Thursday, November 03, 2016

USA - Ballot Measure Pits Dentists Against Activists On Fluoride

In a small California city, fluoride has riled up a big tap-water debate.
In the “charming tourist-destination town” of Healdsburg, located in Sonoma County, “a local ballot measure has pitted a tiny but dogged band of activists against an unusual enemy: dentists,” the San Francisco Chronicle reported.
Healdsburg residents will vote on "Measure T" this month, asking them whether fluoride should be banned from the local tap water until more research is completed proving it safe.
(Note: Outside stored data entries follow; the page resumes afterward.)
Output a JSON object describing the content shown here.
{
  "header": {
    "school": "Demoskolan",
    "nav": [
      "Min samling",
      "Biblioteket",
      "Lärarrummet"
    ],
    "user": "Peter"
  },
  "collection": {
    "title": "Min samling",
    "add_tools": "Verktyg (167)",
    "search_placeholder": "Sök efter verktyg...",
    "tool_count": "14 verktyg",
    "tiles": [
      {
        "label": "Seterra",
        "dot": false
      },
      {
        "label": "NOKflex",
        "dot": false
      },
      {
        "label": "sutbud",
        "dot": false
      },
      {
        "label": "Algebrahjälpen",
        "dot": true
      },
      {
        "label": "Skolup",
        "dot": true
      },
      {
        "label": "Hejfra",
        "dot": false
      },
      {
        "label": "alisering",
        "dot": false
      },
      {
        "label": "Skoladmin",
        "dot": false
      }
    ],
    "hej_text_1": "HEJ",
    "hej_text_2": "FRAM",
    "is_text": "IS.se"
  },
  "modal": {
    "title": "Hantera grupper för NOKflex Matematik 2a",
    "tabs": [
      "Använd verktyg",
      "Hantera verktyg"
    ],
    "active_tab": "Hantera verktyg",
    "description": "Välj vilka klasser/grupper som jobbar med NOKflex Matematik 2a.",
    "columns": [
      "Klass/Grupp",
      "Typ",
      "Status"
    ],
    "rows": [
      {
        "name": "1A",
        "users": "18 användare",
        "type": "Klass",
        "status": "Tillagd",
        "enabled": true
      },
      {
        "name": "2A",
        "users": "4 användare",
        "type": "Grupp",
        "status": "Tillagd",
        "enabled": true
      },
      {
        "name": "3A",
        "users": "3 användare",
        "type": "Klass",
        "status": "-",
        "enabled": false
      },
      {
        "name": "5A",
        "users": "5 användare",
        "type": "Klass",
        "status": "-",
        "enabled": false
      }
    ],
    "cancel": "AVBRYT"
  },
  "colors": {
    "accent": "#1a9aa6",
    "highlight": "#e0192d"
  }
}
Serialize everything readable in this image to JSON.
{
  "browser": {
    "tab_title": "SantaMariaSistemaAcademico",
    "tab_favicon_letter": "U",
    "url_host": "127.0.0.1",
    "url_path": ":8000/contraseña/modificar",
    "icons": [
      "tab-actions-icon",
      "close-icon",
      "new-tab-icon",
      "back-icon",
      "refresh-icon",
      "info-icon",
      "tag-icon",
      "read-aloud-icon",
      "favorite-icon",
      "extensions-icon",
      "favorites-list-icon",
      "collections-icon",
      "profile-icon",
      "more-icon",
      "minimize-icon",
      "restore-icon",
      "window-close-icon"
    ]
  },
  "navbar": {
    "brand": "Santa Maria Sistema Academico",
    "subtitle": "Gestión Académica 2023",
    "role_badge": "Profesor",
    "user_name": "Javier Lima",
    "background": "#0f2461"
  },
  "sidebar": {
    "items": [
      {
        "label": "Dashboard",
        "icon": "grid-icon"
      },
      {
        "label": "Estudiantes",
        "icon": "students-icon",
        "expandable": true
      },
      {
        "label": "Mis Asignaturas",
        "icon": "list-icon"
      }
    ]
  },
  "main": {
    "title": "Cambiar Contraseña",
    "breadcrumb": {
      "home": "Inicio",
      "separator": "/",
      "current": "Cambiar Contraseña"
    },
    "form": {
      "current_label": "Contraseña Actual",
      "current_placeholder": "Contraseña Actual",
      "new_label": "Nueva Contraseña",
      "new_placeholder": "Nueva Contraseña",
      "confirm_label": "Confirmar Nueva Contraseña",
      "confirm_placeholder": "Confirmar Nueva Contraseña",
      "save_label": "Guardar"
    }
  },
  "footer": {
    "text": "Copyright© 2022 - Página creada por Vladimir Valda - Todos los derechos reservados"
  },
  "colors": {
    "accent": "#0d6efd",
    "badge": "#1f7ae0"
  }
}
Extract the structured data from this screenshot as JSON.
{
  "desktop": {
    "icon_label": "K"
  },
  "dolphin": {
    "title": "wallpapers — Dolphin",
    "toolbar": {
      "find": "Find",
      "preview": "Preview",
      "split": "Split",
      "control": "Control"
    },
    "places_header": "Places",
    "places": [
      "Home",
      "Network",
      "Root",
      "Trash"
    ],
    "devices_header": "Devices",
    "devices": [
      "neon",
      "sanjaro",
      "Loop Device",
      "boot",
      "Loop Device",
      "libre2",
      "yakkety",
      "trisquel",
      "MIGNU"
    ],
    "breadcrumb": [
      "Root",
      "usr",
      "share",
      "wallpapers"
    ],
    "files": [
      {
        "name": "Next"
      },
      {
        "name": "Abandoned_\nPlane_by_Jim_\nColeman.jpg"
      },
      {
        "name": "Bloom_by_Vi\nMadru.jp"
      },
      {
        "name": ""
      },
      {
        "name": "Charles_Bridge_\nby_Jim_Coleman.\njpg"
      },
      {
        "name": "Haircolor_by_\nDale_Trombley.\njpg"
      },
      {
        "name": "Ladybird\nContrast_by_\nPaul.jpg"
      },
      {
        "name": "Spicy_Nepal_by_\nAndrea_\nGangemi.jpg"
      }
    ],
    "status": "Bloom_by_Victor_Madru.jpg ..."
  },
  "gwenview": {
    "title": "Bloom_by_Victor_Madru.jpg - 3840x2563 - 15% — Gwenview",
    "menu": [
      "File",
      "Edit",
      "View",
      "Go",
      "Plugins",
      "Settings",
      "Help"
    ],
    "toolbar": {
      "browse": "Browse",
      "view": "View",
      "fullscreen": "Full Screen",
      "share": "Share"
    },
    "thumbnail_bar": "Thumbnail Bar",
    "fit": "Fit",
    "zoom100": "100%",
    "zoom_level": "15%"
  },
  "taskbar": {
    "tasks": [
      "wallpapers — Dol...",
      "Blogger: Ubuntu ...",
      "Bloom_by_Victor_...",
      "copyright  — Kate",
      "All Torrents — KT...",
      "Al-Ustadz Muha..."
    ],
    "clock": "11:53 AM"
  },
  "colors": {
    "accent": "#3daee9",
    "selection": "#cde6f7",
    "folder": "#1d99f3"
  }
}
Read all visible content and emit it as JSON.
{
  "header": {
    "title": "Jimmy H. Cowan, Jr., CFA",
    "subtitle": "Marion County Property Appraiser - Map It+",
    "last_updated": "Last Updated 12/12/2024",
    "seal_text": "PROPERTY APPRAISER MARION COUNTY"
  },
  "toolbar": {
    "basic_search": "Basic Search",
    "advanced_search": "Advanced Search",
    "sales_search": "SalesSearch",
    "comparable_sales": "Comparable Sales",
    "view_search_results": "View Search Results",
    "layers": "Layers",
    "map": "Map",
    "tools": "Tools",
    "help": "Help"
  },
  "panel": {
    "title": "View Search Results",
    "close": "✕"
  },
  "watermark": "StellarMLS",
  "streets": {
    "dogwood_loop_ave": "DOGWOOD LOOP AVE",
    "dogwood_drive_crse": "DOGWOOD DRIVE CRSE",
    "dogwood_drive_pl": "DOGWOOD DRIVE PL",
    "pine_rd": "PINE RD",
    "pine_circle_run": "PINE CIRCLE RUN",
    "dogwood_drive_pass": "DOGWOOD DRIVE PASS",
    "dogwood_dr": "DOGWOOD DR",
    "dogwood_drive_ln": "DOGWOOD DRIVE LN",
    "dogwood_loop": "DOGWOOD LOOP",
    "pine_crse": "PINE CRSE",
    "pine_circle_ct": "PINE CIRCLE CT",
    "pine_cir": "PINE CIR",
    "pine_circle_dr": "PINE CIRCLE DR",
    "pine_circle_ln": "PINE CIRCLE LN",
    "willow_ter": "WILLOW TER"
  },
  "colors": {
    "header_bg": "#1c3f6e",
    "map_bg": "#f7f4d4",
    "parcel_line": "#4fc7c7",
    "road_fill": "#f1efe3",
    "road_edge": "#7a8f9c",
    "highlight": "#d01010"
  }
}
The issue has sparked loud opinions on both sides. “The fluoride in our water comes from China!” reads one sign, featuring a frowning woman, per the report.
The anti-fluoride front is led by the nonprofit Clean Water Sonoma Marina, which says clean water is “fluoride free.” Advocates in this group say fluoride is linked to cancer, thyroid problems, diabetes, and reduced IQ, according to the report.
On the other side: the California Dental Association, which argues that the benefits of water fluoridation are already proven, encompassing disease reduction and dental treatment cost savings.
“Although Healdsburg is small, the state association of dentists has vigorously opposed the measure and poured $20,000 into the effort to defeat it. In its 4.4 square miles, Healdsburg has 12 dentist members of the California Dental Association,” the report said.
Their signs read: “No on T, Save Our Smiles.”
Healdsburg voters approved fluoridation in a similar measure two years ago, but activists fought to have the issue considered again.
Fluoride activists have not gone without some success in certain areas of the country.
“Wichita, KS, rejected fluoridation in 2012, and Portland, OR, voted it down in 2013. Fluoridation also became something of a cause celebre among Florida Tea Party activists in 2011,” the report said.
In Florida, activists connected fluoridation to “fears of forced government medicating,” the Tampa Bay Times reported.
The federal government decreased the maximum level of fluoride it recommends for tap water last year.
The U.S. Department of Health and Human Services released a recommendation for "the optimal fluoride level in drinking water to prevent tooth decay." The department advocated that these levels not exceed 0.7 milligrams of fluoride per liter of water. That cuts the previous recommendation, issued in 1962, which stated that fluoride levels should be between 0.7 and 1.2 milligrams per liter.
The change had been several years in the making. The health department first proposed this change five years ago, "and most large cities have already lowered their fluoride levels accordingly," Newsweek reported.